My daughter was standing up in the bathtub ignoring my demands for her to "sit down like a big girl!"  It was a game of up and down as I held onto her slippery hands, readjusting my body weight to prevent her from  falling face first into the side of the tub.  She kept laughing as my eyes widened in anger.  By the tenth time I grew desperate and did what I felt was the "mom thing" to do.  I started counting to three.  She looked at me with curious eyes, knowing this progression of numbers wasn't the usual "lets count together" game.  After "one" I told her to sit down.  She looked at me. My voice quivered as I got to two.  This was the part where she should recognize I mean business.  She remained standing.  The both of us wondering what would happen after three.  This thoughtful pause must have worked because she sat back down and started playing with the bubbles.  As I stood there, shocked and relieved, I quickly realized the power of this empty threat.

Since the bathtub incident I've used the almighty counting strategy in various situations.  When she wants to lay down in the hallway, won't put back rocks in the garden, or refuses to sit down while standing on the chair.  Every time she complies by the time I get to three.  Some close calls have only resulted in me getting up off my chair or walking over to her, developing a plan in my head while I move.  Each time I'm amazed that my lack of action always results in her having some kind of reaction.

On Father's Day she was talking on the phone with my grandmother.  After a few minutes of babbling I asked her hand the phone to my husband.
"Give the phone back to Daddy please,"  I said in an even tone.
"No," she said in her "I'm testing you" voice, inching away from me.
"On the count of three you need to give Daddy the phone back,"  My tone still even.
"No!"  The counting begins.
"NO!!"  Slight crying ensues.  I remain seated on the couch.
"AHHHHHH!!"  A loud scream as she jumps in place.  The whole room stops to see what will happen next.
"NO!!!"  She screams, falls to the floor, throws the phone and cries in the fetal position. I go over and pick up the phone.

My kid is pretty smart. She knows her numbers, the entire alphabet, and forms fragmented sentences.  But this.  This is the one thing she hasn't figured out.  That she has developed fear from me insinuating a punishment.  A punishment she has never experienced.  Does she trust me so completely that she is certain I'll follow through?  In demonstrating behavior for the past 22 months of action and result, why is this the only situation she doesn't fully grasp?
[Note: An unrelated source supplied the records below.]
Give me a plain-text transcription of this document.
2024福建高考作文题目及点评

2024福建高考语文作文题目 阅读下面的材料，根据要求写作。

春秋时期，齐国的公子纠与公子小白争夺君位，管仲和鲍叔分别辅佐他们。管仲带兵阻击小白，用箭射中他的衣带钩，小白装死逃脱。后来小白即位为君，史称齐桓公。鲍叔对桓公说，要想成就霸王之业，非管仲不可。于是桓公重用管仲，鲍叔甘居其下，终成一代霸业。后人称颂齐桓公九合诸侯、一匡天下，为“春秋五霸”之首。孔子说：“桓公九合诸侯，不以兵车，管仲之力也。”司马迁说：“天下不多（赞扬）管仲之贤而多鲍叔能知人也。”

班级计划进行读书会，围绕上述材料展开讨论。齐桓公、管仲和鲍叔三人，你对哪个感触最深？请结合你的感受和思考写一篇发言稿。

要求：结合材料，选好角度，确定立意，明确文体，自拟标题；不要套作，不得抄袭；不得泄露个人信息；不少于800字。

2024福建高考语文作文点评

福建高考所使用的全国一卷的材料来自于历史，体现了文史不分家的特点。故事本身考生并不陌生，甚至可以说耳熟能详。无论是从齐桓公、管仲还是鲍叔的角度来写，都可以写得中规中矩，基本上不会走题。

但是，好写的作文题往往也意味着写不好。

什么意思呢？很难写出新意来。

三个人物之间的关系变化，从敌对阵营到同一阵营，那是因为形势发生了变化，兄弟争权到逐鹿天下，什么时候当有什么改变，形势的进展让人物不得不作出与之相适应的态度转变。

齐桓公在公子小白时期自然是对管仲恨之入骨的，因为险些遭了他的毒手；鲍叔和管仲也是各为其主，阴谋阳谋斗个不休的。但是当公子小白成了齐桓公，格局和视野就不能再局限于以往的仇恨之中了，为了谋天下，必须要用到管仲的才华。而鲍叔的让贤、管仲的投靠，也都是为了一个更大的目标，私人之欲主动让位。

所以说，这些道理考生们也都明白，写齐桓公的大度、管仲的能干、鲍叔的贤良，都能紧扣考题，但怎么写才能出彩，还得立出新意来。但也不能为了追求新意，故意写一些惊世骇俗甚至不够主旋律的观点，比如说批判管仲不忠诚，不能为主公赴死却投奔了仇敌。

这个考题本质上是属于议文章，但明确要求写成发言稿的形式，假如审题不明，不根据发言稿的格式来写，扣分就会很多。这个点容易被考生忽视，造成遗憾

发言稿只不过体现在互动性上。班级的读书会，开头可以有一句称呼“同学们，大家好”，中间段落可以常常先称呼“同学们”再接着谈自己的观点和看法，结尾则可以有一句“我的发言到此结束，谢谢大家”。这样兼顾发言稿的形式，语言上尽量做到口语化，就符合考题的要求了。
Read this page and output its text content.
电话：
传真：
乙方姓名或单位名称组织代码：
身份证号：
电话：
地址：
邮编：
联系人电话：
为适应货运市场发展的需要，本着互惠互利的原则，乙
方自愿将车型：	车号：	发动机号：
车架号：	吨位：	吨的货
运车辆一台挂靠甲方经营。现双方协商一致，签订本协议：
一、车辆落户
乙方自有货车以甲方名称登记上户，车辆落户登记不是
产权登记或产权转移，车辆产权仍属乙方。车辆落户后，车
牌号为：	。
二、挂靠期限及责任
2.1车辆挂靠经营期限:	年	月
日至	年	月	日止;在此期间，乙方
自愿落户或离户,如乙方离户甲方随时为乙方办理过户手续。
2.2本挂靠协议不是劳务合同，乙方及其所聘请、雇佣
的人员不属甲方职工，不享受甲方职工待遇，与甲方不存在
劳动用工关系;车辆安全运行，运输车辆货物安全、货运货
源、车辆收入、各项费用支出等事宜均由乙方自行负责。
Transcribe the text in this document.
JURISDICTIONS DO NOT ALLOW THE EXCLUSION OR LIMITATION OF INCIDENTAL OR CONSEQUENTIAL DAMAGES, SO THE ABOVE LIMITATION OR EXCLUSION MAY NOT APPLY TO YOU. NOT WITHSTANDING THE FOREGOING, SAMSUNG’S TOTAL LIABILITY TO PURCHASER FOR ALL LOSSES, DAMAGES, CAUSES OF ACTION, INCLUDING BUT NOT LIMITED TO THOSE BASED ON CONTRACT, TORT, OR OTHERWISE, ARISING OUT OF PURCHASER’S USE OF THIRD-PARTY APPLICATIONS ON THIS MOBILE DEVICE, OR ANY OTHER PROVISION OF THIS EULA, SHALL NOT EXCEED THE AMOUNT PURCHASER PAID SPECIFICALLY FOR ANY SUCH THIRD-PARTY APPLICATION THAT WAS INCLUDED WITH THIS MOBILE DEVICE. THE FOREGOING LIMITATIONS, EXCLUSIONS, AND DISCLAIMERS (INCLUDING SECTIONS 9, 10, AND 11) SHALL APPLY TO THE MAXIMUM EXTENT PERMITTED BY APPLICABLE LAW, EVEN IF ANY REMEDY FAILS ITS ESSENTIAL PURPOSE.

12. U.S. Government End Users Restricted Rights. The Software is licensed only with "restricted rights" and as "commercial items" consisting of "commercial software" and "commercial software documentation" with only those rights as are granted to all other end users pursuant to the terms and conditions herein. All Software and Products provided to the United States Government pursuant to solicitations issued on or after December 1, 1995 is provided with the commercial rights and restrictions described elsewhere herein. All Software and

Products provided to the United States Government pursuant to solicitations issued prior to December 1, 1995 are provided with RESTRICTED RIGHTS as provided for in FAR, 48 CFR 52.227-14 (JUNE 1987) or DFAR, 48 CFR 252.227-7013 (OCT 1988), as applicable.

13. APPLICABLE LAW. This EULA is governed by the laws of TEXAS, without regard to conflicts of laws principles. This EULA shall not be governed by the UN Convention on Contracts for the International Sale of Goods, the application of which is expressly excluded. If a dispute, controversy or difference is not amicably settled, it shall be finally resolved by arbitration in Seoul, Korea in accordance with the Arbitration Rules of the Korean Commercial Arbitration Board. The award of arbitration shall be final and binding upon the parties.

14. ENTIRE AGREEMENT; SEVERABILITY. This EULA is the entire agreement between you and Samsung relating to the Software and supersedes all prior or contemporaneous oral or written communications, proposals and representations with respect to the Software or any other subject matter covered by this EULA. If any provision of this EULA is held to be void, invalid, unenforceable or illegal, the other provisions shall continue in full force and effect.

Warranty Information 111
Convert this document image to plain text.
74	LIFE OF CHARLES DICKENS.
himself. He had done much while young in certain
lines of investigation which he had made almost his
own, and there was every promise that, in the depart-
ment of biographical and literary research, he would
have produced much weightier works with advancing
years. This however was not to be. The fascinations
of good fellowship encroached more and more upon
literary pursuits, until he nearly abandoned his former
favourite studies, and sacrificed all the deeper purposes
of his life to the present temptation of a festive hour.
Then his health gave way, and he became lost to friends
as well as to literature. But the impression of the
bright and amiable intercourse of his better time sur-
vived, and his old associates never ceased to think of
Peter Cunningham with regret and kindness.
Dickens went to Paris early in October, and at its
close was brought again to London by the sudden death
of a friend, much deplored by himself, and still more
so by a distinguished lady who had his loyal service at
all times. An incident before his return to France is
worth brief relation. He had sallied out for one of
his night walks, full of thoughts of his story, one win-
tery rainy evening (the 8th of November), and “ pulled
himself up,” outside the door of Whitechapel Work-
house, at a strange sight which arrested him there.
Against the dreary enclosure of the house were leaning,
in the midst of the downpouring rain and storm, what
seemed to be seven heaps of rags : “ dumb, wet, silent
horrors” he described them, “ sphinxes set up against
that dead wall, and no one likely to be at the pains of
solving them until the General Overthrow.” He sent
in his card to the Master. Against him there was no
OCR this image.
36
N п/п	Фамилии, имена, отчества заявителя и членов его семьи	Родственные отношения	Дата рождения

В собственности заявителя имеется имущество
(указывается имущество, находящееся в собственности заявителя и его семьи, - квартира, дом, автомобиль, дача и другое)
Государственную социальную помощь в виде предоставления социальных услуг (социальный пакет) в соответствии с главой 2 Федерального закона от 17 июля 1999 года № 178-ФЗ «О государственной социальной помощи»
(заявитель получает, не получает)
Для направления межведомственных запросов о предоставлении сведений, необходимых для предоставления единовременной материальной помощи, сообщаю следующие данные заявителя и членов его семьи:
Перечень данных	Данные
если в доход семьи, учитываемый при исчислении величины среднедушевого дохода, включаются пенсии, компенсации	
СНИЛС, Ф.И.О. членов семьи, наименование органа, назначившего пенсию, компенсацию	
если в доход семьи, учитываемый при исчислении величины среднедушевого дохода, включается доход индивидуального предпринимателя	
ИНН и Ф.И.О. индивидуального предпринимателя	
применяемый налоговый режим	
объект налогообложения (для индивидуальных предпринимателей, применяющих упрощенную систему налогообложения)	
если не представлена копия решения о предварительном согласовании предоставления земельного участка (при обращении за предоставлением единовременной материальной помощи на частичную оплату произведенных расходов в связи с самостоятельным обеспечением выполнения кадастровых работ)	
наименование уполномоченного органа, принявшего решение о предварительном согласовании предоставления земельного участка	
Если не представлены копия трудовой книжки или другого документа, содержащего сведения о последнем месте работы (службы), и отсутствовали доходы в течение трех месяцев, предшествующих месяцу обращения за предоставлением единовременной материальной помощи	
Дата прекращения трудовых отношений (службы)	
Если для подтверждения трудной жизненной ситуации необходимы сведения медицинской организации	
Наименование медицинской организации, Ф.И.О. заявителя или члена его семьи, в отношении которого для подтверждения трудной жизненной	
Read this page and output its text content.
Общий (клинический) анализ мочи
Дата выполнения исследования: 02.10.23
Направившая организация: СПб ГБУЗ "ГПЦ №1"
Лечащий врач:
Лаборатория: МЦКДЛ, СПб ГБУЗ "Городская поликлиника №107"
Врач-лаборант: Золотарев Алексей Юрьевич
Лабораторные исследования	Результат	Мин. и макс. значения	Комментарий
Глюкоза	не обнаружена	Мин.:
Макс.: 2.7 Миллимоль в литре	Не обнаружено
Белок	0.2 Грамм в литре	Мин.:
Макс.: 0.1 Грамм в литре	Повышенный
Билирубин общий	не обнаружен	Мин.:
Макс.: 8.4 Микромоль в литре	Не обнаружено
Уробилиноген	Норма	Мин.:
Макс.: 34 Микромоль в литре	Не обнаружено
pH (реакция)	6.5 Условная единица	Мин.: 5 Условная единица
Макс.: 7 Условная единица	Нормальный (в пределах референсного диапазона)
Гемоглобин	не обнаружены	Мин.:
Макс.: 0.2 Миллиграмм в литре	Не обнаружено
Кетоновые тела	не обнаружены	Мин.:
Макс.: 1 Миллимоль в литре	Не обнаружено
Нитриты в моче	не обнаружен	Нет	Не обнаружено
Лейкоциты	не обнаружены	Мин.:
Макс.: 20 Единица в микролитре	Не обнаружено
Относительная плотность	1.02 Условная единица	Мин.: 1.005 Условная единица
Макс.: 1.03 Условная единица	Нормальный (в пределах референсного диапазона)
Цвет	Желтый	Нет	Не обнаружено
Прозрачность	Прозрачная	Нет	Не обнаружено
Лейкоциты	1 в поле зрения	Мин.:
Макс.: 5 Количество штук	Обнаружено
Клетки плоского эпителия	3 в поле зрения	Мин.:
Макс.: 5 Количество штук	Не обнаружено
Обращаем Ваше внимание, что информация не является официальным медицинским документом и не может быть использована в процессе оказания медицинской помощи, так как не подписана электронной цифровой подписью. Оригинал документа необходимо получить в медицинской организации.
Growing up my mother would use her "mom voice" when I was in trouble and by asking me a second time I was always falling into step.  It was like a switch went off in my head with the thought of "you'd better do what she is asking."  But now I know the secret.  That she likely never had a clue of what would happen at the end of three.  And like me, was thankful the anticipation worked just as well at getting her way.